Starting work in a new ICU, similar to a Mobile Army Surgical Hospital (MASH) used during wars with professionals spanning medical fields, resulted in O'Connor working with people for the first time. People had “some trepidation about what would happen, but we all came together. I was proud people came together very quickly as a team,” he says.

“By the middle of the afternoon, we all knew each other very well. For the first three hours I had to write their names down on my scrubs,” O'Connor says. “It was a pretty stressful time for most of us.”

Boxes of medical masks arrive at Rush University Medical Center in Chicago. On the front lines in the fight against COVID-19, Rush is doing an excellent job of providing staff members with personal protection equipment, says Dr. Christopher O'Connor, a senior anesthesiologist from Hinsdale. Courtesy of Rush University Medical Center

Rush has enough personal protective equipment for the staff and ventilators for patients, for now, he says.

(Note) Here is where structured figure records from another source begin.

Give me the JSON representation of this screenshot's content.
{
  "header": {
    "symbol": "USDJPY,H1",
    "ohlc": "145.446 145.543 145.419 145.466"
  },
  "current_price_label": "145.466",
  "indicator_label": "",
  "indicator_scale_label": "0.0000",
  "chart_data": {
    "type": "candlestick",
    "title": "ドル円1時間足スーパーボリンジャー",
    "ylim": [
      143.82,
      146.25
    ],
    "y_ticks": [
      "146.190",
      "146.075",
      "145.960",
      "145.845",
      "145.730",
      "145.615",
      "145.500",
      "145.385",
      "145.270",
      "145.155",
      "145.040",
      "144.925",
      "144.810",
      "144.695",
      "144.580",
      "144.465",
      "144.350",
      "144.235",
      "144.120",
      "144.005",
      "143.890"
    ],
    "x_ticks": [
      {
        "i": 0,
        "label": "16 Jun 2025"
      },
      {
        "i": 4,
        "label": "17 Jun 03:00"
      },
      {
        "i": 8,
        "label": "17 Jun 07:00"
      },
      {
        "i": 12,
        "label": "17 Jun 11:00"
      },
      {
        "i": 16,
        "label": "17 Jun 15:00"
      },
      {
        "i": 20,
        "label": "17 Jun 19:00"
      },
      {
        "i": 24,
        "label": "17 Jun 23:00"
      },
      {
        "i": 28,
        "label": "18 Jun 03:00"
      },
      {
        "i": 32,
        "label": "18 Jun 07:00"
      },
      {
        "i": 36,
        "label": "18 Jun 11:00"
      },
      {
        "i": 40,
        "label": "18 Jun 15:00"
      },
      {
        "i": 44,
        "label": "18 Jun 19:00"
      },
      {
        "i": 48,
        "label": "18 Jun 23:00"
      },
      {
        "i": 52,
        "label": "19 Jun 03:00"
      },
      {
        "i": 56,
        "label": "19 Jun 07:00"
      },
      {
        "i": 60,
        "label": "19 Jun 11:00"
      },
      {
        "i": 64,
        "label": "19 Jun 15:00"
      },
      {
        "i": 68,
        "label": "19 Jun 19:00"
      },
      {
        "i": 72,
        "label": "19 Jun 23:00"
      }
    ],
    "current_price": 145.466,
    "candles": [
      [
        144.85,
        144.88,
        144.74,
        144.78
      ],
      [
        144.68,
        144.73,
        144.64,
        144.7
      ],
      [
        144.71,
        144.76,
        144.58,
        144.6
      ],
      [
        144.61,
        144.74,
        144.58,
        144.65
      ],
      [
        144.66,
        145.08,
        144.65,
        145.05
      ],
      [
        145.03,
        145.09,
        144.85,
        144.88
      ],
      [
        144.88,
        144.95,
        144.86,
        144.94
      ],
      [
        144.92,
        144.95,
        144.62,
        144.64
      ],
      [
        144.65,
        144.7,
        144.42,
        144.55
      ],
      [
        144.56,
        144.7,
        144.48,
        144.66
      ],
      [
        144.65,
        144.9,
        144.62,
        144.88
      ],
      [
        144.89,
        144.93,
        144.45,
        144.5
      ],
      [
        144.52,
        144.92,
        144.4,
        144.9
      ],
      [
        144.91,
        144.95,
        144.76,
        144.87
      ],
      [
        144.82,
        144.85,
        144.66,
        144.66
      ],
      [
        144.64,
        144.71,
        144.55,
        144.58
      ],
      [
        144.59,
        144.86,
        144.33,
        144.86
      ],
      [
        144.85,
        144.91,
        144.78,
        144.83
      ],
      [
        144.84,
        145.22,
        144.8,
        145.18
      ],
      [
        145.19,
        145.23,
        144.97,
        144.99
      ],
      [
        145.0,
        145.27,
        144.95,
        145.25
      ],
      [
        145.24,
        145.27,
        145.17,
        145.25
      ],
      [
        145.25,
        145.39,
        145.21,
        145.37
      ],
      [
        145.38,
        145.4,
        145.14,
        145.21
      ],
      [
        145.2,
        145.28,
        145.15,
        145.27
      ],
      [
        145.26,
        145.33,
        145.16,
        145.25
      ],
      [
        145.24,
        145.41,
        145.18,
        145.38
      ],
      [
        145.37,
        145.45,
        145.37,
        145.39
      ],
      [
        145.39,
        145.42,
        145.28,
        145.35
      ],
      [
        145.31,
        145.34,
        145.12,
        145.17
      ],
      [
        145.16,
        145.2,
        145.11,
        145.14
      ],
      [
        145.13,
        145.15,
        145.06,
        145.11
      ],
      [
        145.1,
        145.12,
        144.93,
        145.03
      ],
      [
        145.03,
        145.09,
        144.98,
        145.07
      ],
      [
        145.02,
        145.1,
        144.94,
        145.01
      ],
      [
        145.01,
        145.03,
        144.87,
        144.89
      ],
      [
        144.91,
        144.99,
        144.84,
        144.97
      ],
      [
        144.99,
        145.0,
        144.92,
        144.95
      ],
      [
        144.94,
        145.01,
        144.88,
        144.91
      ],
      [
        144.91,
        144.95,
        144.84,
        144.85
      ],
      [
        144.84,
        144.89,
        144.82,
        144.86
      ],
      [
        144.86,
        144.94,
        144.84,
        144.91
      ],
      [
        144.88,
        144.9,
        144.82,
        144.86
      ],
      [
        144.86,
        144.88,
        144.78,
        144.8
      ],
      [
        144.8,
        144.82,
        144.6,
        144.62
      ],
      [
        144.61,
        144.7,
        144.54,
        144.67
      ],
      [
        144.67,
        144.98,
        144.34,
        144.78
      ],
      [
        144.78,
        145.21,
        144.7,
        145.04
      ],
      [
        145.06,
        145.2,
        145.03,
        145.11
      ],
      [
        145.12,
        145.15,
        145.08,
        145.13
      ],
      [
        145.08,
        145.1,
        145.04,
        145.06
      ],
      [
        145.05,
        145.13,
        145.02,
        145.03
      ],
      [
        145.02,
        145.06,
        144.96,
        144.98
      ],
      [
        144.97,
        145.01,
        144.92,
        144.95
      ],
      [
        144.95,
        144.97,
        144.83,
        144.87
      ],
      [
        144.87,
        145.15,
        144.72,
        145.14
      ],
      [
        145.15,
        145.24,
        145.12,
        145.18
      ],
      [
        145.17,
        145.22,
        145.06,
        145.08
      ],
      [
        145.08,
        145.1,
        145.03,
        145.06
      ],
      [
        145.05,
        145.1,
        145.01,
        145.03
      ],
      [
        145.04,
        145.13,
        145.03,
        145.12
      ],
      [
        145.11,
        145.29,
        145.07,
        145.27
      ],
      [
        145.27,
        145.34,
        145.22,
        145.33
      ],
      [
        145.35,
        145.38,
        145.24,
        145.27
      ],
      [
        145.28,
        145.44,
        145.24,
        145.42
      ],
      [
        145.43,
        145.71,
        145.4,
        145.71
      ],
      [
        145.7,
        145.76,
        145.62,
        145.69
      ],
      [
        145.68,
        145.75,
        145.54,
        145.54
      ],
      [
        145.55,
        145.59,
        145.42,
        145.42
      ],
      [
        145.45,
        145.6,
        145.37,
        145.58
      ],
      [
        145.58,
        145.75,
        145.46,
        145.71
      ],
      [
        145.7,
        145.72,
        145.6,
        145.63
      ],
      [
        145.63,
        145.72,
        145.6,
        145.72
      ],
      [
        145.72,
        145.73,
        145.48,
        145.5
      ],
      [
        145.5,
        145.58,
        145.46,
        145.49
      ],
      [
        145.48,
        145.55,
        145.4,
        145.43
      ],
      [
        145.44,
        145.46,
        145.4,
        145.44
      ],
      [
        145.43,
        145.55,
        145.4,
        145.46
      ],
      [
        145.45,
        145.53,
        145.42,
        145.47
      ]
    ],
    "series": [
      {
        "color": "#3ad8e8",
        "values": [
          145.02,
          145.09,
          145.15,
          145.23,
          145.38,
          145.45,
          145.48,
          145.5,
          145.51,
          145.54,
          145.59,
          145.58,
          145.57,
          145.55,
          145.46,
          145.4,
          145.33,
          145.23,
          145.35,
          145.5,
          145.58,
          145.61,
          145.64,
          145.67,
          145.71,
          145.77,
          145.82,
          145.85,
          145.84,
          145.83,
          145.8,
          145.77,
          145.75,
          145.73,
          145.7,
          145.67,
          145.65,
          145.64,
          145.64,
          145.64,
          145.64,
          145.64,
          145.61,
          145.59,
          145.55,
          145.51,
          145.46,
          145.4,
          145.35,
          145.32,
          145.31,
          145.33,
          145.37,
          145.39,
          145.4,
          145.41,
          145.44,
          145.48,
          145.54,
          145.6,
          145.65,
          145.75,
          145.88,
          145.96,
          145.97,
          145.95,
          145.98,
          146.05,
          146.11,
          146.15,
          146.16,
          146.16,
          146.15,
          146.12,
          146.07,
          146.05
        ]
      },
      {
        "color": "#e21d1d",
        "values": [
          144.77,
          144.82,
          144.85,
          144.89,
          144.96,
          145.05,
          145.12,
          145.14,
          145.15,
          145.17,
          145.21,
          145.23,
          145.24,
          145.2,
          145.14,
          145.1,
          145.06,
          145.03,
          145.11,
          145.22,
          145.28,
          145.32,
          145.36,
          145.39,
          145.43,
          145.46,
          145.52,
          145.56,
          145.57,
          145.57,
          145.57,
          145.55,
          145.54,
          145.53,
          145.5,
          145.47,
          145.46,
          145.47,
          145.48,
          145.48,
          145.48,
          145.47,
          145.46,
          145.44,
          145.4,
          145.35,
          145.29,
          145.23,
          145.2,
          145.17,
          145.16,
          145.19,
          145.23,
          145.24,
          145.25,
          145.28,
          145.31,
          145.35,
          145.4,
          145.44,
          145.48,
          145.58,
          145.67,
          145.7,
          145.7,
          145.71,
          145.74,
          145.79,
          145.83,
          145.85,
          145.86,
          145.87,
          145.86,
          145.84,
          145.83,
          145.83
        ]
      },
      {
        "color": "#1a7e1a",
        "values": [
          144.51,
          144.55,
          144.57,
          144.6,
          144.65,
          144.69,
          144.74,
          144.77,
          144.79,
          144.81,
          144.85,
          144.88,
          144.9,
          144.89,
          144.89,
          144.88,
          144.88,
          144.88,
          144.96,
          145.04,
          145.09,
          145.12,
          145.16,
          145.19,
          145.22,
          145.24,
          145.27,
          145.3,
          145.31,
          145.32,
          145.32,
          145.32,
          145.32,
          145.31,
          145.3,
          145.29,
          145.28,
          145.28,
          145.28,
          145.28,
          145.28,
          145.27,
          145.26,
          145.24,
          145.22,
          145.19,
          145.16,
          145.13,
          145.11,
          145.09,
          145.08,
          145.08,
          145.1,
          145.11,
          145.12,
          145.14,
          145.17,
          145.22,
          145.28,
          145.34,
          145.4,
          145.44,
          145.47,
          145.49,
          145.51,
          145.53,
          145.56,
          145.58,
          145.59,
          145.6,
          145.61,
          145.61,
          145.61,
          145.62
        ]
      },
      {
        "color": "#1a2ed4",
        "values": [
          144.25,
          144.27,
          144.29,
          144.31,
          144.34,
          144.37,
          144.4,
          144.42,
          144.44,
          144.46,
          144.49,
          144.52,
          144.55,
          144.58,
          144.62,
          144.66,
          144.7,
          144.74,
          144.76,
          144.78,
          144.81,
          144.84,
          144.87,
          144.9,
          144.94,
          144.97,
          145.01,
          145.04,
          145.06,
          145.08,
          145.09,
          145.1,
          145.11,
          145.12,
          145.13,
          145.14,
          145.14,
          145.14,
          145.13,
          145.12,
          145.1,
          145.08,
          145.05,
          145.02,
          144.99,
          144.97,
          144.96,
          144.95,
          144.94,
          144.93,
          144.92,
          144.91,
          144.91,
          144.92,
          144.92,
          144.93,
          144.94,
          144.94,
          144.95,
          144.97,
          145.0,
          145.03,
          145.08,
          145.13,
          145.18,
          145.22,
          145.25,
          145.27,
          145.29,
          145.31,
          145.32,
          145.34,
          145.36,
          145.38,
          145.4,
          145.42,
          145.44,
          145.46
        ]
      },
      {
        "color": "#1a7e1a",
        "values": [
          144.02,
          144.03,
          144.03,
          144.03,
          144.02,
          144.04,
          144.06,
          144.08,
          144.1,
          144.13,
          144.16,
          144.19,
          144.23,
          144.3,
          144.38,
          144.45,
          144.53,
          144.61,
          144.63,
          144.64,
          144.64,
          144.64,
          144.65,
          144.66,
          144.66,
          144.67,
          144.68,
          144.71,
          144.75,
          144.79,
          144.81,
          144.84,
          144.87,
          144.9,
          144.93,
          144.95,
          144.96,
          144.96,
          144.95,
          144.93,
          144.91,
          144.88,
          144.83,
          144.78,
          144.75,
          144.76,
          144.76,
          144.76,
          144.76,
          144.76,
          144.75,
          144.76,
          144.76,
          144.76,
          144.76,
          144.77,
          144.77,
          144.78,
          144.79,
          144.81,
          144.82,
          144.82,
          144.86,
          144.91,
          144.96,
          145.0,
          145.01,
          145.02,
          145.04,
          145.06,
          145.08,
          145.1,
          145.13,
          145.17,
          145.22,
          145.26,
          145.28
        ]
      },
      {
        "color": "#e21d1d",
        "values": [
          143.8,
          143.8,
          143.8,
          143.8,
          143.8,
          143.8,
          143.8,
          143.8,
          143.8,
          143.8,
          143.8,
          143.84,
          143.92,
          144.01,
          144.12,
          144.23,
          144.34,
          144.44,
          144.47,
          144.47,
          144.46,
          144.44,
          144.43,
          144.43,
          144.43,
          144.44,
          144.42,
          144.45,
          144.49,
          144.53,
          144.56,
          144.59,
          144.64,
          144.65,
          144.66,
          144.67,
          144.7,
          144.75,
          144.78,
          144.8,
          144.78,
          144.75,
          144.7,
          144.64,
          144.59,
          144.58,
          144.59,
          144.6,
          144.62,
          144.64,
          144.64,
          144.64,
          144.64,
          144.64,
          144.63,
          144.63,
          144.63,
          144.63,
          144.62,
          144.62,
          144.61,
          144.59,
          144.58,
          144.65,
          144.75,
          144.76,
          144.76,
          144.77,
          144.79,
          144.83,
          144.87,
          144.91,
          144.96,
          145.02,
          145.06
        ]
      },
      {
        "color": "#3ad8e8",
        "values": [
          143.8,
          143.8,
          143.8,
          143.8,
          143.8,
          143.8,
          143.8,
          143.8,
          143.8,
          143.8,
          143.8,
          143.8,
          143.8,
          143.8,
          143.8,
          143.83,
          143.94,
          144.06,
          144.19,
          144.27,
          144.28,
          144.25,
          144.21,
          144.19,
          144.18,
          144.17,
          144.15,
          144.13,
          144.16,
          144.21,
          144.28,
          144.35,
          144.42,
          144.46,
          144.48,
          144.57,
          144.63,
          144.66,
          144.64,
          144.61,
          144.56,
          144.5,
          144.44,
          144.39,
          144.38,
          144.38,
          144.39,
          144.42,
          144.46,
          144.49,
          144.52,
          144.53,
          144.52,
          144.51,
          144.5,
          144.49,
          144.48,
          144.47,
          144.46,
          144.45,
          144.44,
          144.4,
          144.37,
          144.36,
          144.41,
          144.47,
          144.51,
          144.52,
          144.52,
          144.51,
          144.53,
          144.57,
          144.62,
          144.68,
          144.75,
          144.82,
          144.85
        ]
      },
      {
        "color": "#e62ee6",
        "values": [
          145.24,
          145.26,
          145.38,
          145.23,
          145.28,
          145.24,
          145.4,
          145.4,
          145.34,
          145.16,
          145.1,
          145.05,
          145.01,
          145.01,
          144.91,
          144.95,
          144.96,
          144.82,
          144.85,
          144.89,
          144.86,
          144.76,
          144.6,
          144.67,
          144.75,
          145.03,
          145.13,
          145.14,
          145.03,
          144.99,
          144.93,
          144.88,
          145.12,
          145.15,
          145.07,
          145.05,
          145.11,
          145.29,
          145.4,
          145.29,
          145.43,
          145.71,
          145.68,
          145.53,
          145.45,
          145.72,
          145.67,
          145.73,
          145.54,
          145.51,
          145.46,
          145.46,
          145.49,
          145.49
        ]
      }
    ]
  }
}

A typical patient might spend two or three days on a ventilator, but COVID-19 patients tend to remain on the machines for 10 to 14 days.

“The disease is like nothing I've ever seen before, the intensity of the disease,” O'Connor says.

While COVID-19 kills older patients and those with underlying health issues, it can also be devastating or deadly for younger, healthy people. With a wife, who works as a nurse anesthetist, and three teenage boys, he takes precautions not to bring COVID-19 home with him.

“It's in the back of your mind. I'm pretty fastidious when I go in to see my patients,” he says. After his shift, he discards his scrubs and gear, showers and puts his clothes back on for the drive home.

“When I leave work, I don't think I could put more hand sanitizer on,” he says, adding that he washes his hands 30 or 40 times a day.

“My wife is more attuned to the risk than I am,” O'Connor says, acknowledging that they talk about the dangers of bringing the virus home and have begun to figure out how they would handle that. “We are concerned about that. We've already set up a plan.”

If needed, the basement can be designated as a quarantine zone.

Dr. Christopher O'Connor, a senior anesthesiologist at Rush University Medical Center, normally works on surgeries but now is treating COVID-19 patients. Courtesy of Rush University Medical Center

“We worry about it, but it's what we do,” O'Connor says. “My biggest fear was, 'Was I going to be able to handle this new position and take care of patients?'”

He suspects Chicago and Rush had a little more time to prepare than New York City, which has the most COVID-19 cases. The American Society of Anesthesiologists has issued statements on the complications of using one ventilator for multiple patients and converting anesthesia gas machines to ICU ventilators, and a list of resources for anesthesiologists and health care professionals.

“I suspect we still have a peak to reach. I think that much of April will be a challenge,” O'Connor says. “We keep our fingers crossed that we can stay ahead of the game.”

A friend of his wife stopped by one night this week to drop off brownies and a bottle of wine.

“That was a nice gesture,” O'Connor says. “But this is our job. This is what we do. Everybody has stress and strains in the professions. Everybody's strained. We just keep doing what we're doing.”